Thanks to the decreasing cost of sequencing technologies and the speed at which they generate data, a growing number of researchers are starting to combine multi-omics with genetic or drug perturbations. “This will uncover the dynamic properties of different cells in the tumour microenvironment, which cannot be extracted from ‘static’ omics data,” says Finotello.
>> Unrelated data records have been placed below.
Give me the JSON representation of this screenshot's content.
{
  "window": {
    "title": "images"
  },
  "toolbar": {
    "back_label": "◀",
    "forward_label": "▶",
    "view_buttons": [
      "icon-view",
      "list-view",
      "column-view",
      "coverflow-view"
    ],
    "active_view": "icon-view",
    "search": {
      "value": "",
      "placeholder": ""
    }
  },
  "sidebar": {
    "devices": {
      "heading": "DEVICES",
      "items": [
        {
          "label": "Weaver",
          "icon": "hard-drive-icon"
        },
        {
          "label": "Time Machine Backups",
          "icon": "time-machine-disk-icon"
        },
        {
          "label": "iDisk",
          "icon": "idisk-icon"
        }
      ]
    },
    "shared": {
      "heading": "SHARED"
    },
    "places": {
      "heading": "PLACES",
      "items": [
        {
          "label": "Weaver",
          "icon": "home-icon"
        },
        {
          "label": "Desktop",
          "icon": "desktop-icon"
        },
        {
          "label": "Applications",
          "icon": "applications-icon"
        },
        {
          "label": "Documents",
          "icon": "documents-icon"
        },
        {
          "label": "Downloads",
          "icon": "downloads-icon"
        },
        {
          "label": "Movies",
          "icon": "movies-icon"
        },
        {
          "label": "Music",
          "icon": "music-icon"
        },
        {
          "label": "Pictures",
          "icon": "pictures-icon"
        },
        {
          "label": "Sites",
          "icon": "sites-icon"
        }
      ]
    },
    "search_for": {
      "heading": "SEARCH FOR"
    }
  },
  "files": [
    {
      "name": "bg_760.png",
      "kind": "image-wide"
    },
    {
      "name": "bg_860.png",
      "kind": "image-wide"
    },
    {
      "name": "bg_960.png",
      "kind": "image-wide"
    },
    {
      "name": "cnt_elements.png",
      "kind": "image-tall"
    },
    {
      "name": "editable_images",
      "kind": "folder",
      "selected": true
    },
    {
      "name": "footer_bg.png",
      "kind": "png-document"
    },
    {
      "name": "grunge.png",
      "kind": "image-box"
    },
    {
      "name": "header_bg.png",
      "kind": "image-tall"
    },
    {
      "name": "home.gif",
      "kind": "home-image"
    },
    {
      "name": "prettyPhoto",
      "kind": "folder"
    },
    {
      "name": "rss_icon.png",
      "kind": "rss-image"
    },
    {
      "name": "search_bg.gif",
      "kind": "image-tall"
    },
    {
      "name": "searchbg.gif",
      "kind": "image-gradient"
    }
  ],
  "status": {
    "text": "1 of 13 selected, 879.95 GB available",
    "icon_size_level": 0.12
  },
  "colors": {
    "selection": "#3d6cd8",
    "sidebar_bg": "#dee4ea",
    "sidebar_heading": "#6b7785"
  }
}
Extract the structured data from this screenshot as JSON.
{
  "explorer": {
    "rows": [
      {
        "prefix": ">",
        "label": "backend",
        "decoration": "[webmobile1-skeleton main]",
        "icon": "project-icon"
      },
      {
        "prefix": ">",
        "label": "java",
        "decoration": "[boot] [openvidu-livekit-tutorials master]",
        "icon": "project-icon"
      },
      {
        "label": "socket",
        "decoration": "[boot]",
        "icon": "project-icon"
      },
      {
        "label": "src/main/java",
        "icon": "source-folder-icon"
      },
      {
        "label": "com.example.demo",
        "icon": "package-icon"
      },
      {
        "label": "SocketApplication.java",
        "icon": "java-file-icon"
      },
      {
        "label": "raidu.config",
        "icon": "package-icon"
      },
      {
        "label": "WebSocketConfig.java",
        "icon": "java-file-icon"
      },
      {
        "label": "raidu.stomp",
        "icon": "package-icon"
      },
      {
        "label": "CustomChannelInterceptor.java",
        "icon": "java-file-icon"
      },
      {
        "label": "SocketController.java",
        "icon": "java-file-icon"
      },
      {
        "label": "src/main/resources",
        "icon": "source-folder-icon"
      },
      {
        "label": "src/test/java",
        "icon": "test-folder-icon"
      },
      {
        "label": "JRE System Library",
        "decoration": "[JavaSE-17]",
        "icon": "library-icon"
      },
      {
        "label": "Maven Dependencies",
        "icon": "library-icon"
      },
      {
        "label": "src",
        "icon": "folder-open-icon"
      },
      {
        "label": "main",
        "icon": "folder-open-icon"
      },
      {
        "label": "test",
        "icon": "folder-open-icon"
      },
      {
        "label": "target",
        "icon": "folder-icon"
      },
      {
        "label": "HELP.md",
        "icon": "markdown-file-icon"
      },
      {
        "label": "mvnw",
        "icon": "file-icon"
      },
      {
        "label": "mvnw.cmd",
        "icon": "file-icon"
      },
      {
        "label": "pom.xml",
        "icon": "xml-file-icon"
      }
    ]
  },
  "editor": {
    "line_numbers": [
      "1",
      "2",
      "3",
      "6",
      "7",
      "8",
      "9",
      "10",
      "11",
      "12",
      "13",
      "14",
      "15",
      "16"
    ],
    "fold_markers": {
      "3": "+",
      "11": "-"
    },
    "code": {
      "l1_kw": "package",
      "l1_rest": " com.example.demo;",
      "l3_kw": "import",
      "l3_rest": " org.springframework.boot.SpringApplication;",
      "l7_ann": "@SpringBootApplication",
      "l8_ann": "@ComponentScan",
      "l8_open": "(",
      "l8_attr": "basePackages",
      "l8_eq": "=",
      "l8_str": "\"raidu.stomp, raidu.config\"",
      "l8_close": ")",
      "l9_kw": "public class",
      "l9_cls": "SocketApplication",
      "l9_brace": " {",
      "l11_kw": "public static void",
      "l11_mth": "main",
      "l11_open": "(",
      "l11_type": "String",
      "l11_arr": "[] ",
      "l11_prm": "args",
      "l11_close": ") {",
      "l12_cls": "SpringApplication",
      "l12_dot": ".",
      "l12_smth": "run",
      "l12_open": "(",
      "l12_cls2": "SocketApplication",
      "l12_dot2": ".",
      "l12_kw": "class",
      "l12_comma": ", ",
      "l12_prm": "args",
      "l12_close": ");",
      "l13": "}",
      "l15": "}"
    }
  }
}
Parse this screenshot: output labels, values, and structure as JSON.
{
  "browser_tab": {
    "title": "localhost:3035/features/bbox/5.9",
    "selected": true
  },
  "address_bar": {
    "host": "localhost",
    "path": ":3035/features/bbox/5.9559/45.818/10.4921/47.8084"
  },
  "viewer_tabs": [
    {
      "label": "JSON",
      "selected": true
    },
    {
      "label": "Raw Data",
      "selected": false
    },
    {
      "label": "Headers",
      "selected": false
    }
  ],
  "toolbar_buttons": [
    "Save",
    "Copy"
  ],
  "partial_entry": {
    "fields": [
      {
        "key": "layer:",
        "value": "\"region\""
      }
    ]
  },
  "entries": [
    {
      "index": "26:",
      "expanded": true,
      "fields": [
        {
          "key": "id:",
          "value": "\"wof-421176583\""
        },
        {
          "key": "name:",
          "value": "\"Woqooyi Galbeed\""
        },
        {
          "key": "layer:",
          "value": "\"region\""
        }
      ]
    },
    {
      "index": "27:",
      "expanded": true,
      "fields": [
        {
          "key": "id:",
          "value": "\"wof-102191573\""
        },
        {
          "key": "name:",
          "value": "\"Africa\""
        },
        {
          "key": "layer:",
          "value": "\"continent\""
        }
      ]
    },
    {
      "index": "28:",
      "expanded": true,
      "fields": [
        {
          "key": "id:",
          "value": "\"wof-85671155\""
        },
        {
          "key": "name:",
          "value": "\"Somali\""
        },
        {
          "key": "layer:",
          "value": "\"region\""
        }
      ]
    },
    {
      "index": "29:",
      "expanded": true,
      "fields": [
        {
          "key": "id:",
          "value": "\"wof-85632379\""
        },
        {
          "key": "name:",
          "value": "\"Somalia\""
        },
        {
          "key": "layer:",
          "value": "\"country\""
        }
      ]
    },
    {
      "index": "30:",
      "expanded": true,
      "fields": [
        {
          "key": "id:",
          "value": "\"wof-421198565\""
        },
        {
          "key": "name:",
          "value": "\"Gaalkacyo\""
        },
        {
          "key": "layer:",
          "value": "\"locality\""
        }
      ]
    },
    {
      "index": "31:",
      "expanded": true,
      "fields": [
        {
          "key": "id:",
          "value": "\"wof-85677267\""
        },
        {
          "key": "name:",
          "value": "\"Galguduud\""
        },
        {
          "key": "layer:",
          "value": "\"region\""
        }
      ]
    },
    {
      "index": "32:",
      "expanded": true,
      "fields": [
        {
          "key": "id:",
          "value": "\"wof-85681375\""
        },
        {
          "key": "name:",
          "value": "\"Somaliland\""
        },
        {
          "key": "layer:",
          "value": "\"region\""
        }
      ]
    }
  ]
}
Ultimately, multi-omics could be used in the clinic as a reliable tool to diagnose cancer or determine a patient’s prognosis. For this to happen, researchers will need to be able to gather more information from single cells, or from smaller amounts of sample, in less time, and integrate the data in a standardized way. This requires further technological improvements (to decrease sample processing and measurement time, for example) and sharing of integration strategies.
As the cost of omics technologies continues to decrease, more labs will be able to perform multi-omic sequencing in samples under various conditions. “In the coming years, I expect longitudinal multi-omics profiling of patients, along with their imaging and clinical data, to be commonly employed to understand disease,” Chen predicts.
The once distant vision of personalized cancer care is moving closer, and it no longer relies on one type of data. “By integrating multi-omic data, we can get a full picture of a cancer cell’s molecular profile,” says Lambrechts. “We are only a few years off translating genome-scale data sets into clinically applicable knowledge.”